The Justice Department has chosen Sept. 11 as the starting date for a new program that will require tens of thousands of foreign visitors to be fingerprinted and photographed at the border, U.S. officials announced.

The security program, developed by the Immigration and Naturalization Service, will begin at several unnamed ports of entry and will mostly affect those from Muslim and Middle Eastern countries.

After a 20-day testing period, all remaining ports of entry will implement the new system on Oct. 1, 2002, officials announced Monday.

The new policy doesn't come out of nowhere, points out CBSNews.com Legal Analyst Andrew Cohen. It comes out of the USA Patriot Act last fall, when Congress gave the INS pretty specific directions to get tougher with entry guidelines.

Attorney General John Ashcroft said the program will correct some of the problems that led to the Sept. 11 attacks.

"The vulnerabilities of our immigration system became starkly clear on Sept. 11," Ashcroft said. "This system will expand substantially America's scrutiny of those foreign visitors who may present an elevated national security risk. And it will provide a vital line of defense in the war against terrorism."

Congress required the Justice Department develop a stricter entry-exit system in sweeping anti-terrorism legislation signed by President Bush late last year.
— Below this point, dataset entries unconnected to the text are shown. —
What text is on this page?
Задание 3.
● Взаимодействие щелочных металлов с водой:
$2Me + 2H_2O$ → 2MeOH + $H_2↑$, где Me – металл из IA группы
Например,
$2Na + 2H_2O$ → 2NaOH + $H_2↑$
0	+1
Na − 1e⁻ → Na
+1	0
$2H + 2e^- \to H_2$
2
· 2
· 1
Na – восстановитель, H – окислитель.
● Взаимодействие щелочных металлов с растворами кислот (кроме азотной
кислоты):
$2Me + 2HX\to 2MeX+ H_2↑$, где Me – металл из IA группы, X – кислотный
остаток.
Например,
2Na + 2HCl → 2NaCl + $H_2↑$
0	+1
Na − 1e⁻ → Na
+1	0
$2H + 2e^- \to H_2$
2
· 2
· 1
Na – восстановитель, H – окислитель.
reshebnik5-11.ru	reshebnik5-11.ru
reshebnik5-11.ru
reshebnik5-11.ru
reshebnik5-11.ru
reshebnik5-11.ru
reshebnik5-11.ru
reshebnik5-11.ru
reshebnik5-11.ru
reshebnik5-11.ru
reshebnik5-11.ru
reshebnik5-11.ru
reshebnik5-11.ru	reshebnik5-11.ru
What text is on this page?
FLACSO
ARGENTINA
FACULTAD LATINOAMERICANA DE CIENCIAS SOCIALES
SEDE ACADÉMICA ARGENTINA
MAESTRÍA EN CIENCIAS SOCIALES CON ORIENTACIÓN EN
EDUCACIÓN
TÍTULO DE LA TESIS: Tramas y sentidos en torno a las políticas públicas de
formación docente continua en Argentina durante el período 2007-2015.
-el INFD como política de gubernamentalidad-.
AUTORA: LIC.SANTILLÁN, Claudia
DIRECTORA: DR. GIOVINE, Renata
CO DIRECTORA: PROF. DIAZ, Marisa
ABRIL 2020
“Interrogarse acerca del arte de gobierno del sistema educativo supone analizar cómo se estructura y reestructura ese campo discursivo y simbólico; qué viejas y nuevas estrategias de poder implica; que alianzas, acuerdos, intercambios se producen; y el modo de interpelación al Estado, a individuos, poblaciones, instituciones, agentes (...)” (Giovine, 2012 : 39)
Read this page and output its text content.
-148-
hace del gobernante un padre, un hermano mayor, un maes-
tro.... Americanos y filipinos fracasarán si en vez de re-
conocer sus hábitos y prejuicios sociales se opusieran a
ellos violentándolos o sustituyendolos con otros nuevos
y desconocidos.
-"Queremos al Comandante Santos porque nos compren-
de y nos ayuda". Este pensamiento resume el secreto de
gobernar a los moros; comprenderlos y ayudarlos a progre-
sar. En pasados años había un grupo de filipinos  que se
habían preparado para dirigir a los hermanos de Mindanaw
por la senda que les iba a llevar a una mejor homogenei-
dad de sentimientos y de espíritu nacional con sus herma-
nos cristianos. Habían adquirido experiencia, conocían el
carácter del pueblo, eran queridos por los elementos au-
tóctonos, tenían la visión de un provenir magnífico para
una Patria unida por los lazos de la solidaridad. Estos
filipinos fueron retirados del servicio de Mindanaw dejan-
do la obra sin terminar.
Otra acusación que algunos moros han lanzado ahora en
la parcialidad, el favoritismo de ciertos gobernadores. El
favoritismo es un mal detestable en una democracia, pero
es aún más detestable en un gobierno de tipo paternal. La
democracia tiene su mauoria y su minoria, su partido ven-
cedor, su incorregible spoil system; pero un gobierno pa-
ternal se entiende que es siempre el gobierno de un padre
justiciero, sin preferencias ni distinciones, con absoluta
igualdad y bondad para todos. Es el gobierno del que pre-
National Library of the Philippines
Under the new program, the fingerprints of many foreign visitors will be matched against a database of known criminals and a database of known terrorists.

The government says the security system will target:

  • All nationals of Iran, Iraq, Libya, Sudan and Syria.
  • Nonimmigrant foreign nationals whom the State Department determines to present an elevated national security risk, based on criteria reflecting current intelligence.
  • Foreign nationals identified by INS inspectors at the port of entry, using similar criteria.
Some immigration advocates say the program is treating visitors unfairly.

"This is a fancy way of racial profiling," said Carl Baron, an immigration attorney and researcher at the University of Texas. "Just on the basis of where a person is from the government is going to subject them to these measures."

Cohen feels a test in the federal courts is inevitable, but whether it is racial profiling or not is another matter.

Someone will make that challenge, and the government will answer by saying it's a policy based on nations, not individuals, and in any event it's justified by what happened on Sept. 11.

"You're going to see fewer Middle Easterners willing to come to the United States and I wonder whether that isn't the real agenda," said Baron.

INS spokesman Bill Strassberger said the criticism was unfounded.

"The real agenda is to improve security in the United States and improve the knowledge of who is coming and what their business is here," Strassberger said. "The terrorists were able to exploit what they perceived as weaknesses. We can make sure that won't happen again."

During a pilot project using the same technology to identify wanted criminals attempting to re-enter the United States, the INS has received an average of about 70 fingerprint "hits" a week. The fingerprinting led to the arrest of more than 2,000 wanted felons between January and July.